Question-and-Answer Session
Operator
(Operator Instructions) Your first question comes from Ross Seymore - Deutsche Bank.
Ross Seymore - Deutsche Bank
Stacy, could you walk us through the gross margin trade-offs into the second quarter and specifically why the assumption on ASPs going down to offset the under-utilization charges also dropping?
Stacy Smith
We are forecasting a gross margin that’s in the mid-40%. You can think of that as being approximately flat to where we were in Q1. What you see is a couple of things that offset, so we will get about 5 points better in excess capacity. You know, we started reloaded the factories in Q1 a little earlier than expected, so we will see some significant increases to utilization that drives some gross margin good news.
Offsetting that, then we have a few smaller items. One, as you said, is average selling prices. That really is a mix issue. As Paul said in his speech, we expect the enterprise market to continue to be relatively weaker. A higher percentage of our shipments are going to go into consumer, which is a more price-sensitive segment of the market, so we will see a mix down in average selling prices in the second quarter. That’s our prediction.
The second item is we expect our costs to increase a bit in the second quarter. What we’ll be shipping in the second quarter are products that we built in Q4 and Q1. We built those products in factories that were underloaded to carry a higher cost in inventory and so that will cause our shipment costs to go up a bit in the second quarter.
And then, we are going to see our 32-nanometer start-up costs peak in the second quarter and that’s pretty consistent with what we’ve seen in prior generations and what we showed you in last year’s analysts meeting. You know, we see a significant increase from Q4 to Q1. That’s in our gross margin and it will go up a bit more in Q2 and then we expect it to start coming down pretty rapidly when we get into the second half of the year.

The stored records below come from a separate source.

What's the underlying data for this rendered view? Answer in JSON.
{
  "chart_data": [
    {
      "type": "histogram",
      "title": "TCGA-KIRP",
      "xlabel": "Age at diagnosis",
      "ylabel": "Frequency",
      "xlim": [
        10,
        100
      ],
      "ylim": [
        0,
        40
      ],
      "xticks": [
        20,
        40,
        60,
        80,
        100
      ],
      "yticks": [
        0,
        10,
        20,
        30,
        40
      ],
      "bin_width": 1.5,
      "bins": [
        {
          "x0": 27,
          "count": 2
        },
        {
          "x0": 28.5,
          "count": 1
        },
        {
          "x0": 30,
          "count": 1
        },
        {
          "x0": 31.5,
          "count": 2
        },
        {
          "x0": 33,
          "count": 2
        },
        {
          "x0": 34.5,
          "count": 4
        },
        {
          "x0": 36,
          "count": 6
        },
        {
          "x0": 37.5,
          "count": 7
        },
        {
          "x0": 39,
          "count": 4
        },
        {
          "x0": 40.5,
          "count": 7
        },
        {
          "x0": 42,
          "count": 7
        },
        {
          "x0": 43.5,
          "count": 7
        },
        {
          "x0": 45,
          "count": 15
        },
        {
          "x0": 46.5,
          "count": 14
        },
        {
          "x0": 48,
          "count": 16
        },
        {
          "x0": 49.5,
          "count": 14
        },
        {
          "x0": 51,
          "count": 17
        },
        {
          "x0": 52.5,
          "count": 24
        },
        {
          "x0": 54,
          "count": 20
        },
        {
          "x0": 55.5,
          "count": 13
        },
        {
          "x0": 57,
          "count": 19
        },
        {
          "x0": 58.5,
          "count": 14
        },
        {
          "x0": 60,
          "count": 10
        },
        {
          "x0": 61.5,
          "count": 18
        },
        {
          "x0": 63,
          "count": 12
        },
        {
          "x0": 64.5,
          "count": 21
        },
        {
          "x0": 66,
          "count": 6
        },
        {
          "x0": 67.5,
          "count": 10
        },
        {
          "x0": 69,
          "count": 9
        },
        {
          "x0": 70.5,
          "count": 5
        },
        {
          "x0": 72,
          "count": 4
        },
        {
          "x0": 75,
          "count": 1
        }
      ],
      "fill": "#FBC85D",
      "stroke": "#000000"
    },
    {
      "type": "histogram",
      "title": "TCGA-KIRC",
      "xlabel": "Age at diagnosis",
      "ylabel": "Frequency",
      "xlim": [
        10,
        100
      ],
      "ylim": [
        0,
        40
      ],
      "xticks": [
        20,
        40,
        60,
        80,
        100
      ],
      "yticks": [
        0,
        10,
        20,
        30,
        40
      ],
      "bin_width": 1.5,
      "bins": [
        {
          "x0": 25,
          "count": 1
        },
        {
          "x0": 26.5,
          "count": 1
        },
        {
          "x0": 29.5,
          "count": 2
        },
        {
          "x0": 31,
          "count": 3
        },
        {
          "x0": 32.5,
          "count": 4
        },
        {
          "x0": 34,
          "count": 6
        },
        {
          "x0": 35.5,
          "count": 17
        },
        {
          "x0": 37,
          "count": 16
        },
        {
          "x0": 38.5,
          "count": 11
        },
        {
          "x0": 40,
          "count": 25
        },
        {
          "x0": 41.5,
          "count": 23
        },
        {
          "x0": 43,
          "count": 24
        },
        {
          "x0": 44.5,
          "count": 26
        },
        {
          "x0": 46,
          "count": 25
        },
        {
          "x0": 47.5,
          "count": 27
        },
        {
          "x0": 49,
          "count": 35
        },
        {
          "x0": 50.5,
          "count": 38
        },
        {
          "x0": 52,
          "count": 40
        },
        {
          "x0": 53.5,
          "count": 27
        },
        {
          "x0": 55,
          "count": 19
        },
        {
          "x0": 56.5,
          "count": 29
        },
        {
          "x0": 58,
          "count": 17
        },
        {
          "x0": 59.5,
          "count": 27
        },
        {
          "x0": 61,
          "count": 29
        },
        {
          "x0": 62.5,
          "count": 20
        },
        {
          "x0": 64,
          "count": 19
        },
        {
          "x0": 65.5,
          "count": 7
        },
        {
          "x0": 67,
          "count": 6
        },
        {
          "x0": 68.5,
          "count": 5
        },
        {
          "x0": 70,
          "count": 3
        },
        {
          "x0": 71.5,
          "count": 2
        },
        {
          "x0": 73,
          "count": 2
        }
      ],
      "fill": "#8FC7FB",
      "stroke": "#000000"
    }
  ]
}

Ross Seymore - Deutsche Bank
What do you expect your internal inventory to do and any commentary on the end-market inventory that’s been burnt more on the channel side of things.
Stacy Smith
Those two things are obviously related. I will start with the channel inventory question first. As we do our checks of channel inventory levels, we saw a significant burn off of the overhang of inventory that we had seen in Q4 and the beginning of Q1. If anything, that burnt off a little more quickly than we thought. That’s what allowed us to start lowering our factories. And then you can see that in our inventory levels. You know, we dropped significantly from Q4 to Q1.